Mon Jun 15, 2020, 05:30 AM
Jun 2020

...and I will never seek to experience it again. A feeling of total numbness, inability to move, your thoughts are slow and the world keeps moving around you.

Definitely not for me.

For background, it happened on halloween night in New Orleans c2003 in a joint called "The Voodoo Lounge". I hope it's still exists (without the K).

BlancheSplanchnik

(20,219 posts)
3. I believe I've visited the Voodoo Lounge, during Mardi Gras.
Mon Jun 15, 2020, 06:53 AM
Jun 2020

Is it the one that’s a old dungeon?
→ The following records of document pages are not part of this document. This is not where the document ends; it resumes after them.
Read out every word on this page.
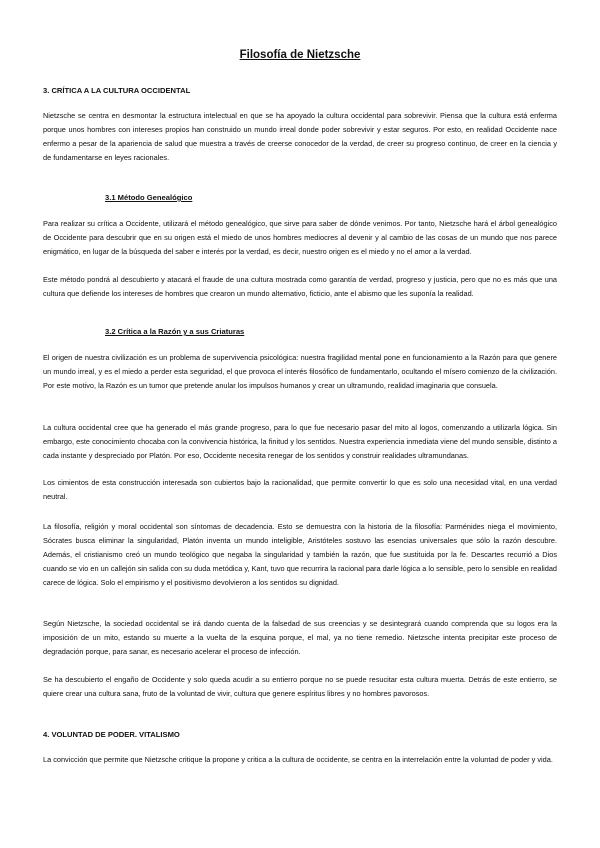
Filosofía de Nietzsche
3. CRÍTICA A LA CULTURA OCCIDENTAL
Nietzsche se centra en desmontar la estructura intelectual en que se ha apoyado la cultura occidental para sobrevivir. Piensa que la cultura está enferma porque unos hombres con intereses propios han construido un mundo irreal donde poder sobrevivir y estar seguros. Por esto, en realidad Occidente nace enfermo a pesar de la apariencia de salud que muestra a través de creerse conocedor de la verdad, de creer su progreso continuo, de creer en la ciencia y de fundamentarse en leyes racionales.
3.1 Método Genealógico
Para realizar su crítica a Occidente, utilizará el método genealógico, que sirve para saber de dónde venimos. Por tanto, Nietzsche hará el árbol genealógico de Occidente para descubrir que en su origen está el miedo de unos hombres mediocres al devenir y al cambio de las cosas de un mundo que nos parece enigmático, en lugar de la búsqueda del saber e interés por la verdad, es decir, nuestro origen es el miedo y no el amor a la verdad.
Este método pondrá al descubierto y atacará el fraude de una cultura mostrada como garantía de verdad, progreso y justicia, pero que no es más que una cultura que defiende los intereses de hombres que crearon un mundo alternativo, ficticio, ante el abismo que les suponía la realidad.
3.2 Crítica a la Razón y a sus Criaturas
El origen de nuestra civilización es un problema de supervivencia psicológica: nuestra fragilidad mental pone en funcionamiento a la Razón para que genere un mundo irreal, y es el miedo a perder esta seguridad, el que provoca el interés filosófico de fundamentarlo, ocultando el mísero comienzo de la civilización. Por este motivo, la Razón es un tumor que pretende anular los impulsos humanos y crear un ultramundo, realidad imaginaria que consuela.
La cultura occidental cree que ha generado el más grande progreso, para lo que fue necesario pasar del mito al logos, comenzando a utilizarla lógica. Sin embargo, este conocimiento chocaba con la convivencia histórica, la finitud y los sentidos. Nuestra experiencia inmediata viene del mundo sensible, distinto a cada instante y despreciado por Platón. Por eso, Occidente necesita renegar de los sentidos y construir realidades ultramundanas.
Los cimientos de esta construcción interesada son cubiertos bajo la racionalidad, que permite convertir lo que es solo una necesidad vital, en una verdad neutral.
La filosofía, religión y moral occidental son síntomas de decadencia. Esto se demuestra con la historia de la filosofía: Parménides niega el movimiento, Sócrates busca eliminar la singularidad, Platón inventa un mundo inteligible, Aristóteles sostuvo las esencias universales que sólo la razón descubre. Además, el cristianismo creó un mundo teológico que negaba la singularidad y también la razón, que fue sustituida por la fe. Descartes recurrió a Dios cuando se vio en un callejón sin salida con su duda metódica y, Kant, tuvo que recurrira la racional para darle lógica a lo sensible, pero lo sensible en realidad carece de lógica. Solo el empirismo y el positivismo devolvieron a los sentidos su dignidad.
Según Nietzsche, la sociedad occidental se irá dando cuenta de la falsedad de sus creencias y se desintegrará cuando comprenda que su logos era la imposición de un mito, estando su muerte a la vuelta de la esquina porque, el mal, ya no tiene remedio. Nietzsche intenta precipitar este proceso de degradación porque, para sanar, es necesario acelerar el proceso de infección.
Se ha descubierto el engaño de Occidente y solo queda acudir a su entierro porque no se puede resucitar esta cultura muerta. Detrás de este entierro, se quiere crear una cultura sana, fruto de la voluntad de vivir, cultura que genere espíritus libres y no hombres pavorosos.
4. VOLUNTAD DE PODER. VITALISMO
La convicción que permite que Nietzsche critique la propone y critica a la cultura de occidente, se centra en la interrelación entre la voluntad de poder y vida.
It was a long time ago!

soothsayer

(38,601 posts)
4. Oh, thought it was about Drumpf's tweets
Mon Jun 15, 2020, 08:03 AM
Jun 2020

Thought the “a-hole” was going offline.

My bad.

Otherwise, very interesting.

CloudWatcher

(1,846 posts)
7. "the brains of these sheep completely stopped"
Mon Jun 15, 2020, 03:01 PM
Jun 2020

This is a really cool article ... but ... if their brains had completely stopped, then nothing would have been driving the heart or lungs and you'd have dead sheep. Of course it could be an accurate description and the article should have been the big news that the heart and lungs can continue without a brain!

I was ready to blame sloppy reporting, but it appears to be a direct quote from the researcher. Oh well!